Thursday, July 14, 2016

Crock Pot Mac & Cheese Recipe


2 cups of elbow macaroni
4 tablespoons real butter
1 cup of milk (I use 1%, but you can also use 2% or whole)
1 can condensed cheddar soup
2 1/2 cups grated sharp cheddar cheese
1/2 cup sour cream (I use reduced fat, but you can use any kind you prefer)
1/2 teaspoon of pepper
1/2 teaspoon of salt (Optional - I don't use salt in mine)


Spray crock pot lightly with cooking oil.  If you use a crock pot liner, then just spray the liner.

Boil macaroni for 6 minutes and drain pasta.

Melt cheese and butter together.  This can either be done using a medium saucepan, or in the crock pot on the "high" heat setting.  It takes longer to melt it in the crock pot, so if you choose to do it this way, then start melting your cheese and butter a little earlier)
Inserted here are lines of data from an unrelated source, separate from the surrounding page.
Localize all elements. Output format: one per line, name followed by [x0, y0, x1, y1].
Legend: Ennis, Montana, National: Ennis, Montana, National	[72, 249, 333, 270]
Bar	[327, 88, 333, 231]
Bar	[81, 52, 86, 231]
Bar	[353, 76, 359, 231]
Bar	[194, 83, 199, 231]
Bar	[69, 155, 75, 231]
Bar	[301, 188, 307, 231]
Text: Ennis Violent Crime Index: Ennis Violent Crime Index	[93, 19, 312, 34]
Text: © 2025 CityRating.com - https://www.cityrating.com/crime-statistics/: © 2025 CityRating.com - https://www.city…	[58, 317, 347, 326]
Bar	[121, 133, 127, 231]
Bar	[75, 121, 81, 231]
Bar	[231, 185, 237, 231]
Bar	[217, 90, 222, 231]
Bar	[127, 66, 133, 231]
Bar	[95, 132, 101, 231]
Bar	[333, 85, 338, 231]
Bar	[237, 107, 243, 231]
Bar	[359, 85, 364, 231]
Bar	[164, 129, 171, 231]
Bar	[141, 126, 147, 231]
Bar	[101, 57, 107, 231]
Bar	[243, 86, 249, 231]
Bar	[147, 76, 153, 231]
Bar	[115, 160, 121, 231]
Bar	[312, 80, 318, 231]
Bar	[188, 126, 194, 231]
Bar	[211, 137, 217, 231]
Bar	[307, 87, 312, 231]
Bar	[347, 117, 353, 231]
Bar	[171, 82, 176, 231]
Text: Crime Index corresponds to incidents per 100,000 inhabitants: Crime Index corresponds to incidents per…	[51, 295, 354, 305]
Mix other ingredients (milk, cheddar soup, sour cream, and pepper) in bowl.

Add cheese and butter to crock pot.  (If melting in saucepan)

Turn crock pot temperature to "low."

Add other mixed ingredients to crock pot.  (It's okay if cheese is not completely melted in crock pot at this point)

Stir cheese, butter, and other ingredients together.

Add the pasta and lightly stir again.

Cook on low for 1.5 hours, stirring frequently (approximately every 20 minutes).

Live with what you love.

(The picture used is not an actual picture of my mac & cheese.  The reason for this is that I decided last minute to share my recipe for National Mac & Cheese Day, but I do not have any pictures from past times of having made it.)